ALMOST two and a half years ago Britain’s prime minister, David Cameron, sought to pacify Tory Eurosceptics and keep the insurgent UK Independence Party at bay by promising an in-out referendum by the end of 2017 on membership of the European Union. It worked. The election on May 7th barely featured Britain’s vexed relations with the EU. UKIP won a single seat; Mr Cameron an astonishing (if small) majority. Now the bill falls due.
The referendum is winnable. Over the next year or so Mr Cameron and his chancellor, George Osborne, can probably extract enough from their partners to persuade Britons to vote to stay in. Yet that victory must be just a first step. The real agenda—the one that matters to Britain’s prosperity and to the EU as a whole—will take longer to bear fruit. It will also demand a more sustained effort than Mr Cameron has so far shown.
As the economy and Scottish secession threatened to wreck Mr Cameron’s first term, so Europe looms over his second. No issue riles his party like the EU, on which opinions range from sceptical to head-bangingly furious. If Britain votes to leave the union, it will also end up outside the European Economic Area, the world’s largest trade bloc, which is governed by EU-set rules: a country which concludes that EU membership is an unreasonable infringement of its sovereignty would surely balk at taking orders from the club it has just voted to leave. Foreign investors would put their money elsewhere. Scotland might well vote to break away from the United Kingdom.
Time to talk dindon
Much energy will be expended telling Mr Cameron how to win the referendum. Tactics change, but even now it makes little sense for him to wait until 2017. By then Britain’s government may well be in a mid-term funk, and both France and Germany will be holding elections and less likely to give ground. Besides, a long period of uncertainty would be bad for business.
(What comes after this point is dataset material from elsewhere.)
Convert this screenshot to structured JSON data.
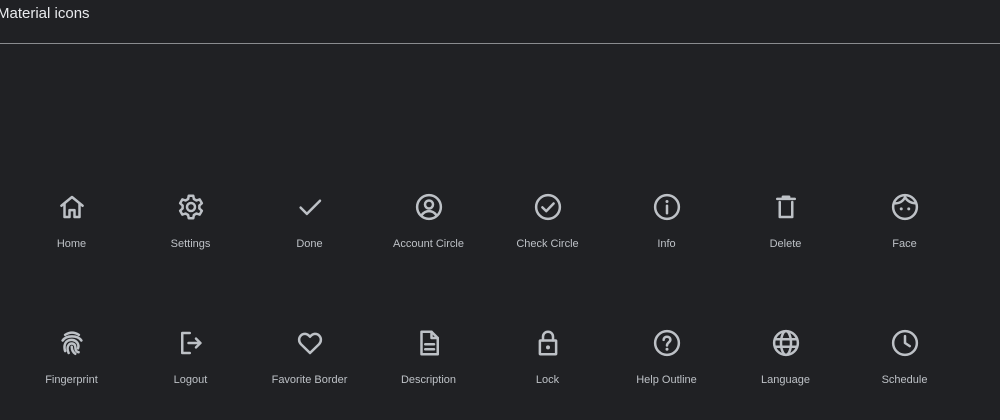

The prime minister should also stop promising to amend the EU’s treaties before 2017, as though this were a yardstick for measuring his seriousness: there is neither the time for that nor the willingness in Europe to enter into what would be an arduous procedure. He could limit himself to scoring some populist victories, such as limiting immigrants’ access to welfare and making it clear that the EU’s formal commitment to “ever-closer union” does not apply to Britain.
Yet, even if they sway a few voters, such changes are ultimately trivial. And the problem with trying to deal with populist gripes is that another one is always just around the corner. The Tory party has been plagued by divisions on Europe for decades. Partly because of that, Britain has recently failed to get the best deal for itself in Brussels. Mr Cameron should really be aiming beyond the referendum, to long-term reforms that would benefit the EU as well as its most irascible member.
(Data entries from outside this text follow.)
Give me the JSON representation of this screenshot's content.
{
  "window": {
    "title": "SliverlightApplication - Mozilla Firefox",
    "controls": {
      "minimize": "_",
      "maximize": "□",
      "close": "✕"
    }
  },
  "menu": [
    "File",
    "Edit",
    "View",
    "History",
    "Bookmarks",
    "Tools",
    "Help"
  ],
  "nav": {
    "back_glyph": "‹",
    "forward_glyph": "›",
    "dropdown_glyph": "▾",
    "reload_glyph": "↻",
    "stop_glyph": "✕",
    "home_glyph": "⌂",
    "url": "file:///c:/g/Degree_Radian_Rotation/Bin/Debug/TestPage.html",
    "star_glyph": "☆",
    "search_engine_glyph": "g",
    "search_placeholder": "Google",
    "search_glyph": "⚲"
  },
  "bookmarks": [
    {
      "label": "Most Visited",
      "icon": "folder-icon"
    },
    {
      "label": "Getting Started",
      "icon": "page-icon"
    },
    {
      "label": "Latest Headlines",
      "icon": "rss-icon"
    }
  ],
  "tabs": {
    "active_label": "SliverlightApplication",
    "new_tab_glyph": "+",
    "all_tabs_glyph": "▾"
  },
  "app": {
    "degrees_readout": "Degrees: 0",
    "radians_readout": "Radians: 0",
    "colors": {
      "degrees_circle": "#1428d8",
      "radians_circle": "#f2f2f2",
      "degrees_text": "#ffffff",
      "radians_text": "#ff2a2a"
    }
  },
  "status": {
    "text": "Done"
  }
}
That larger task entails work on three things. First is the single market. The bosses of Britain’s successful services firms complain of obstructions on the continent. Only 37% of British services exports go to the EU, compared with 49% of goods exports; as the economy tilts towards services, the EU seems less worthwhile. Completing the single market in services will take longer than a year or two. But it is vital to set the direction of travel. Others expect Britain to lead on this and would welcome its efforts: Britain largely created the single market, back when it was seen not as too detached but as too influential.
In the same vein, Mr Cameron should back the efforts of Frans Timmermans, the vice-president of the European Commission, who is working to cut business regulations and transfer powers to national parliaments. By the time of the referendum, Mr Cameron ought to be able to claim some successes. If he continues after it, he could chalk up many more.
And all European leaders, Mr Cameron included, need to answer the question of how the EU will function now that most of its members, but not Britain and eight others, share a currency. Ways must be found to prevent caucusing—the stitch-up of negotiations in advance by euro-zone economies which have enough votes to force through decisions without the say of non-euro countries: a recipe for the EU’s break-up. Europe’s banking union shows that the euro zone can come up with institutions that do not threaten other countries. Now, before caucusing has begun, is the best time to find rules that prevent it.
Mr Cameron can get things done in Europe. His surprise election victory makes him seem stronger: at the least, other leaders know they must deal with this glossy Englishman and his referendum. It also makes him more resilient against domestic political attack (for a bit, anyway).
But his success also depends upon an inconvenient fact. More single market requires much more EU regulation. And Britain can only extend the market if it becomes a fully committed partner of the club rather than an absentee member.